I grew up on unfinished series! Half the fun of The Wheel Of Time was the anticipation waiting for the next one to come out and then (two years later) trying to get back up to speed on all the minor developments in the last one that you’d forgotten. Or you pick up book 6 in the new Tom Swift series at the library after having read the first two and there’s a new character who’s appeared out of nowhere and upset the status quo. I’ll add that I first read Game Of Thrones in 1998 and I’m not in any hurry for George R.R. Martin to wrap up the series — I’ve read it off and on for twenty years. But in the Netflix age of binge watching of series — and the Amazon age, when nothing’s truly ever out of print (as opposed to whatever Scribner’s Books or the Wauwatosa Public Library had on the shelves) — I can understand the impulse for wanting the complete story, in the right order, all at once.
You also said in that previous interview that there had been some interest in adapting The Philosopher’s Flight — and, by extension now, The Philosopher’s War — into a movie or TV show. Is there anything new to report in that regard?
Continued murmurs of interest with nothing concrete.

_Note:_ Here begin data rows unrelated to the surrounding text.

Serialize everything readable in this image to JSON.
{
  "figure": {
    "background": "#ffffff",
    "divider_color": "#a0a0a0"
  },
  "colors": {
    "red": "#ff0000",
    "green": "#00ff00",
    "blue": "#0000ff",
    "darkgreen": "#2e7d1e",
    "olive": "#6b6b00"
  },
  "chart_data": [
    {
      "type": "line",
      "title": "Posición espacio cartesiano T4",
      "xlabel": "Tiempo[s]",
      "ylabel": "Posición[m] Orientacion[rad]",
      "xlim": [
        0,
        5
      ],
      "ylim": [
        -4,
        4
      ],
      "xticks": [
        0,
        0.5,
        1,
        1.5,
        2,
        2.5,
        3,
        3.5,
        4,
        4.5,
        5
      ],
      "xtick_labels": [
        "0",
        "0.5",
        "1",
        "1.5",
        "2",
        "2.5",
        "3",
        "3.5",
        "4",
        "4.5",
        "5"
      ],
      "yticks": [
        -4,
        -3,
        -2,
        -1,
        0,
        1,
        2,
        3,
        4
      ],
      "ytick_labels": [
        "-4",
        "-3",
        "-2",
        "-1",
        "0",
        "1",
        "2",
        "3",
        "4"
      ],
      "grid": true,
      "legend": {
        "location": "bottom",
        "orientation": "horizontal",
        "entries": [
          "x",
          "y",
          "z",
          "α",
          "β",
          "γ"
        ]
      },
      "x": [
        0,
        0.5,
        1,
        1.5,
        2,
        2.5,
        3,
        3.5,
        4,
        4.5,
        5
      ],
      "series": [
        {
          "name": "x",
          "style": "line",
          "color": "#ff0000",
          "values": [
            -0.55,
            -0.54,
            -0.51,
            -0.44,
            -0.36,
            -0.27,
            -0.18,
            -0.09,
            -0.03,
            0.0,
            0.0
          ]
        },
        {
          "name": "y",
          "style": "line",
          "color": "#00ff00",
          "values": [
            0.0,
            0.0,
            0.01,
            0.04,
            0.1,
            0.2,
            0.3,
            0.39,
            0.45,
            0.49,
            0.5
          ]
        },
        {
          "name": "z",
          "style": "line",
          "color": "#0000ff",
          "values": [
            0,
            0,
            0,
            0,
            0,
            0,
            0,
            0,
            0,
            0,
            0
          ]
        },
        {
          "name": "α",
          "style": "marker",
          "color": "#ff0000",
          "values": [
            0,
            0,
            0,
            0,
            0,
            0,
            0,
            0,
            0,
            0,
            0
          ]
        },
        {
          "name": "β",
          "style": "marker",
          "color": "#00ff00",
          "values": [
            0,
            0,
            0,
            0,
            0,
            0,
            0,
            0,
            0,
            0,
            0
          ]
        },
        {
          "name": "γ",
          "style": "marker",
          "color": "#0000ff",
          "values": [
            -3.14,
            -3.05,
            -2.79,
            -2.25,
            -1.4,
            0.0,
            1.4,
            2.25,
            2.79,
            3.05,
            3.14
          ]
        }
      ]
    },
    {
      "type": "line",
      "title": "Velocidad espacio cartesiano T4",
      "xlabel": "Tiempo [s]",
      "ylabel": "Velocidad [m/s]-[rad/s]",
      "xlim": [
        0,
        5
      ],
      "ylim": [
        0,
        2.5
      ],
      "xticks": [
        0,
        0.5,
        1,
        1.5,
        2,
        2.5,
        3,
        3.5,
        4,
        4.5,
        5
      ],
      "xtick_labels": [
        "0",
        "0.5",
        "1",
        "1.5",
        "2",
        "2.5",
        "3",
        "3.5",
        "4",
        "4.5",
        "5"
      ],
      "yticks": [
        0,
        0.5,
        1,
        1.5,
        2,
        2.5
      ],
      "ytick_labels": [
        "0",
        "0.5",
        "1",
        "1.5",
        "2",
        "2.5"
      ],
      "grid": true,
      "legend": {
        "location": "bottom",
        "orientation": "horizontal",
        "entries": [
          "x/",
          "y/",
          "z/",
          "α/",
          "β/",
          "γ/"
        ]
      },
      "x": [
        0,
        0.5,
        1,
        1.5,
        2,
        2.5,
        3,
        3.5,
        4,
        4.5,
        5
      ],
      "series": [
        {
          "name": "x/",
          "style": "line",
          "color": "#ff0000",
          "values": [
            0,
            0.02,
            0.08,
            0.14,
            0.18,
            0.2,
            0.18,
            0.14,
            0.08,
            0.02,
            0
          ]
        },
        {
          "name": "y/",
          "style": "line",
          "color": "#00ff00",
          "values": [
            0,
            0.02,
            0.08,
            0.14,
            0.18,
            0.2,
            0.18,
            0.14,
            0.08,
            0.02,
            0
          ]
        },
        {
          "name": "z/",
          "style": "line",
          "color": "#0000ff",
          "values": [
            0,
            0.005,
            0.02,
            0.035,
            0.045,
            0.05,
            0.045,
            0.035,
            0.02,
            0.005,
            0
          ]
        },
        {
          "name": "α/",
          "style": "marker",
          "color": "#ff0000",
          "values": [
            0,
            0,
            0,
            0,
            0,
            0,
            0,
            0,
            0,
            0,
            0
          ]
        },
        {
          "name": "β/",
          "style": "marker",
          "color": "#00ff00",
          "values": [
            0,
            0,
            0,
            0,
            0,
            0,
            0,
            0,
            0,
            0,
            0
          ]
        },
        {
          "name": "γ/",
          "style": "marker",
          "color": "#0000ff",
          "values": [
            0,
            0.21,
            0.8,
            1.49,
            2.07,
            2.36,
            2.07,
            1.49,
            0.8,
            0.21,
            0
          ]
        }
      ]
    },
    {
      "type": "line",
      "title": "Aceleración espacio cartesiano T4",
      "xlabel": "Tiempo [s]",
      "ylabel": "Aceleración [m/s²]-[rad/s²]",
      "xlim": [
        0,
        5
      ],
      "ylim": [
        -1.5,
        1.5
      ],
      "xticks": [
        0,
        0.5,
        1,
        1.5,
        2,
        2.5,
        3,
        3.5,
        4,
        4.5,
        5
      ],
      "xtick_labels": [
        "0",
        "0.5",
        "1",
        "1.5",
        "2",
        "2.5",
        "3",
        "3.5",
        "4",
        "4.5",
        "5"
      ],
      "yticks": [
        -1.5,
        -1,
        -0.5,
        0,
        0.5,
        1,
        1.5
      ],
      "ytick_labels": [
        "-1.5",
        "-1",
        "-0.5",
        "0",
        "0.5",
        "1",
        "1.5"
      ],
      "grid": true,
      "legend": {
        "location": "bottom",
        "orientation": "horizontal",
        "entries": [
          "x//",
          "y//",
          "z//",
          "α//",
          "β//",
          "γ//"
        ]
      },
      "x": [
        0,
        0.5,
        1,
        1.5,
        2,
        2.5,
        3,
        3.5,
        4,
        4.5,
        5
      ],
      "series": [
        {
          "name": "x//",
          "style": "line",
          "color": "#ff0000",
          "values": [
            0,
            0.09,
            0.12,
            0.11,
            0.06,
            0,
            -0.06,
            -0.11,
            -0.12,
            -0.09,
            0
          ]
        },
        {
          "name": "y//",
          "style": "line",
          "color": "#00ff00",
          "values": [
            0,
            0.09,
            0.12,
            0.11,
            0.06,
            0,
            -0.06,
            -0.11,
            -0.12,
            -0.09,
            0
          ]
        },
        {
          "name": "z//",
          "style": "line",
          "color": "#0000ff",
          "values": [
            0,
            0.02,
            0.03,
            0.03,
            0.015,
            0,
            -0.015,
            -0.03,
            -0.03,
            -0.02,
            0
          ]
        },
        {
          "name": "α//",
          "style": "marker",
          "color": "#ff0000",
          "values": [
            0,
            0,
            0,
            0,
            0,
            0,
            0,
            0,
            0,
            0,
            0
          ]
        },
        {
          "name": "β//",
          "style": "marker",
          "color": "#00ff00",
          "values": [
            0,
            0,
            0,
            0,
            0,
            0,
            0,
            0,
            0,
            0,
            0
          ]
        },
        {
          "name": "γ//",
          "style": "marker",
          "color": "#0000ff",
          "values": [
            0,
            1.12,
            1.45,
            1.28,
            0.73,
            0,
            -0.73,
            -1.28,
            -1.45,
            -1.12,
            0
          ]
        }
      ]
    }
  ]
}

I should also mention that the paperback edition of The Philosopher’s Flight came out a few months ago. Is it safe to assume it’s the same as the hardcover, that you didn’t add a new coda or a short story or anything?
No, no new Easter eggs.
Finally, if someone enjoys The Philosopher’s Flight and The Philosopher’s War, what would you suggest they read while waiting for book three to come out? Oh, and you can’t say Jonathan Strange & Mr. Norrell; you said that last time.
I found Naomi Alderman’s The Power fascinating. It starts with a similar conceit — women develop quasi-magical powers — and develops in a very different direction, both stylistically and plot-wise.